We accept that the three dimensions of space we live in are curved, that space-time describes a hypersphere, just as the two dimensions of length and width on the surface of a totally smooth planet curve in a third dimension to produce a three-dimensional sphere. In the Culture stories, the idea is that - when you imagine the hypersphere which is our expanding universe - rather than thinking of a growing hollow sphere (like a inflating beach-ball, for example), think of an onion.

An expanding onion, certainly, but an onion, nevertheless. Within our universe, our hypersphere, there are whole layers of younger, smaller hyperspheres. And we are not the very outer-most skin of that expanding onion, either; there are older, larger universes beyond ours, too. Between each universe there is something called the Energy Grid (I said this was all fake); I have no idea what this is, but it's what the Culture starships run on. And of course, if you could get through the Energy Grid, to a younger universe, and then repeat the process... now we really are talking about immortality. (This is why there are two types of hyperspace mentioned in the stories; infraspace within our hypersphere, and ultraspace without.)

Now comes the difficult bit; switch to seven dimensions and even our four dimensional universe can be described as a circle. So forget about the onion; think of a doughnut. A doughnut with only a very tiny hole in the middle. That hole is the Cosmic Centre, the singularity, the great initiating fireball, the place the universes come from; and it didn't exist just in the instant our universe came into being; it exists all the time, and it's exploding all the time, like some Cosmic car engine, producing universes like exhaust smoke.

As each universe comes into being, detonating and spreading and expanding, it - or rather the single circle we are using to describe it - goes gradually up the inner slope of our doughnut, like a widening ripple from a stone flung in a pond. It goes over the top of the doughnut, reaches its furthest extent on the outside edge of the doughnut, and then starts the long, contracting, collapsing journey back in towards the Cosmic Centre again, to be reborn...

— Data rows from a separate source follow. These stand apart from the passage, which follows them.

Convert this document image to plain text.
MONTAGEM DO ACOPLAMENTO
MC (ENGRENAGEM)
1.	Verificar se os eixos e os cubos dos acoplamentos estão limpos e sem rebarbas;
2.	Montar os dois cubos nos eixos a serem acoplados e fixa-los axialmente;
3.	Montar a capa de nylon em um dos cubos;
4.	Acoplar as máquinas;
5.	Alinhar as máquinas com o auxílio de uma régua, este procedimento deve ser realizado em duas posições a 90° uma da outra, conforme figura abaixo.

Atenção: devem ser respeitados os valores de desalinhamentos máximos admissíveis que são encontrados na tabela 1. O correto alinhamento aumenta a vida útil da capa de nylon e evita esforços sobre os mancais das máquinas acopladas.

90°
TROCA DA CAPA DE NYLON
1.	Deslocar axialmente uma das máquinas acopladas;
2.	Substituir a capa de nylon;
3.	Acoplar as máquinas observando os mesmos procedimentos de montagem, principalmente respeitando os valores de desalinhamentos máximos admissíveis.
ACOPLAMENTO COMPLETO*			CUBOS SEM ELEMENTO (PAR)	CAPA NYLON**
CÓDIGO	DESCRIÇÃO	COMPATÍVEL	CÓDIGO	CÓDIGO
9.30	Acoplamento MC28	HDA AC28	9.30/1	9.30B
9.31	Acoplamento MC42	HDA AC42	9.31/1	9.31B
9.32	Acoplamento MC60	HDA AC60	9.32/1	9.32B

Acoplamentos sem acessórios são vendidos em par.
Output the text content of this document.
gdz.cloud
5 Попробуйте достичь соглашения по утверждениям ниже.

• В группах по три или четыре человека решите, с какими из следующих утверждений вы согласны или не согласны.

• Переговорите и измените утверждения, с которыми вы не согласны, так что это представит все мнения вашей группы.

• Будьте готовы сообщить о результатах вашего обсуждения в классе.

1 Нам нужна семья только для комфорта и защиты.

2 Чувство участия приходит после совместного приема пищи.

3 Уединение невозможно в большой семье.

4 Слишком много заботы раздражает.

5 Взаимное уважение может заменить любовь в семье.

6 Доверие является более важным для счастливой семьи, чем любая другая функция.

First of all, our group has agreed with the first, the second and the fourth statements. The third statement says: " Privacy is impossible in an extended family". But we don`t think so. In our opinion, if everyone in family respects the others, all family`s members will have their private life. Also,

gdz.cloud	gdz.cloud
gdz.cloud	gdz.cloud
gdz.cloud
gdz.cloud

Or at least it does if it's on that doughnut; the doughnut is itself hollow, filled with smaller ones where the universes don't live so long. And there are larger ones outside it, where the universes live longer, and maybe there are universes that aren't on doughnuts at all, and never fall back in, and just dissipate out into... some form of meta-space? Where fragments of them are captured eventually by the attraction of another doughnut, and fall in towards its Cosmic Centre with the debris of lots of other dissipated universes, to be reborn as something quite different again? Who knows. (I know it's all nonsense, but you've got to admit it's impressive nonsense. And like I said at the start, none of it exists anyway, does it?)

Anyway, that's more than enough of me pontificating.

With best wishes for the future,

Iain M Banks
(Sun-Earther Iain El-Bonko Banks of North Queensferry)

This article was posted to newsgroup rec.arts.sf.written on 10 August 1994 on behalf of Iain M Banks by Ken MacLeod.